他教科の場合と同じく,技術・家庭科における遅進児は,皆と同一の能力を有しないのであるから,学級成員全員がその作業,その進度,その思考方法は同一でないから,実習工程が同一にすすめられるということはできない。とかく遅れる生徒は,心身ともに遅れているのであり、つまずきも多い場合と思われる。このような生徒に対して教師は,つまずきの原因をさぐらせ,思考の修正をも促し,解消に助力してやるのである。そのステップを細かくして与えるということは前述したが,このように,ステップを細かく与えれば与えるほど,かれらの創造的思考を狭小にしてしまうおそれを生ずる。ある場面では,全く阻害してしまうこともあろう。ステップをふむそれが機械的に進行しているだけで,益のない模倣をすすめているにすぎない。教師のしいたレールをただすすんでいるだけだからである。

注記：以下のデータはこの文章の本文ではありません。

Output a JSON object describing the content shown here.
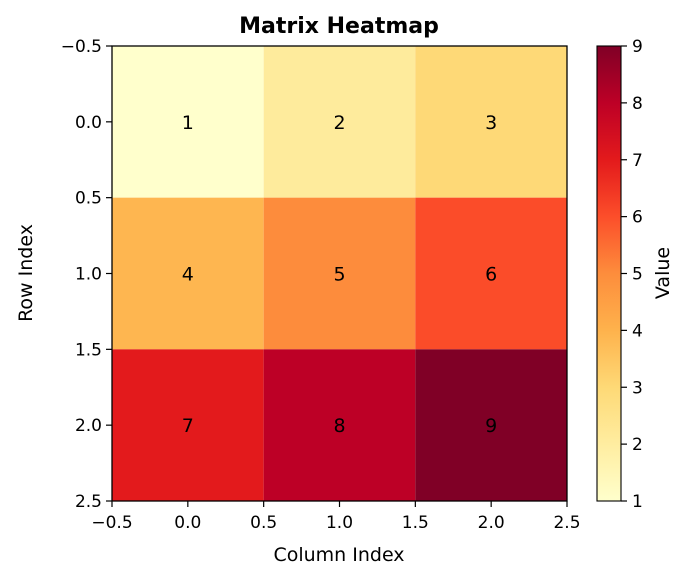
{
  "chart_data": {
    "type": "heatmap",
    "title": "Matrix Heatmap",
    "xlabel": "Column Index",
    "ylabel": "Row Index",
    "colorbar_label": "Value",
    "colormap": "YlOrRd",
    "matrix": [
      [
        1,
        2,
        3
      ],
      [
        4,
        5,
        6
      ],
      [
        7,
        8,
        9
      ]
    ],
    "cell_labels": [
      [
        "1",
        "2",
        "3"
      ],
      [
        "4",
        "5",
        "6"
      ],
      [
        "7",
        "8",
        "9"
      ]
    ],
    "xlim": [
      -0.5,
      2.5
    ],
    "ylim": [
      2.5,
      -0.5
    ],
    "x_ticks": [
      "−0.5",
      "0.0",
      "0.5",
      "1.0",
      "1.5",
      "2.0",
      "2.5"
    ],
    "y_ticks": [
      "−0.5",
      "0.0",
      "0.5",
      "1.0",
      "1.5",
      "2.0",
      "2.5"
    ],
    "colorbar_range": [
      1,
      9
    ],
    "colorbar_ticks": [
      "1",
      "2",
      "3",
      "4",
      "5",
      "6",
      "7",
      "8",
      "9"
    ],
    "cell_colors": [
      [
        "#ffffcc",
        "#feeb9c",
        "#fed977"
      ],
      [
        "#feb650",
        "#fd8c3c",
        "#fb4c29"
      ],
      [
        "#e31a1c",
        "#bd0026",
        "#800026"
      ]
    ],
    "colormap_stops": [
      "#ffffcc",
      "#ffeda0",
      "#fed976",
      "#feb24c",
      "#fd8d3c",
      "#fc4e2a",
      "#e31a1c",
      "#bd0026",
      "#800026"
    ]
  }
}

このようにするにはどうしたらよいかの試行もなく,思考もしないで,教師の方向ずけをすなおに行なっていって作品完成という状態では,個別化したという見方もあろうが,工場における工程の機械器具の役目を生徒がひとりで行なっているにすぎない。

プログラム学習では,プログラマーの指示通りにすすめられていく。これを極言すればその過程に創造的思考のはたらく余地がない。解決に向かっていく解決者の思考が,きわめて稀薄だといわざるをえない。

このことから,この盲点に注目し,ステップを細かくするとしても,その誘導・促進・助言の際,解決者(生徒)に対して,その解決に役立つ知識,行為を現実的なものにして示し,それを自己の中にとり入れていわゆる自己組織化を促す方途をとることである。できるだけ自力での解決へ向かわせるために,どうすればよいかを探らせ,その領域を考えさせ,そのはっきりした領域の中のいくつかの要因からえらぶとかさせて,解決へむかう自己のはたらきの余地を用意することである。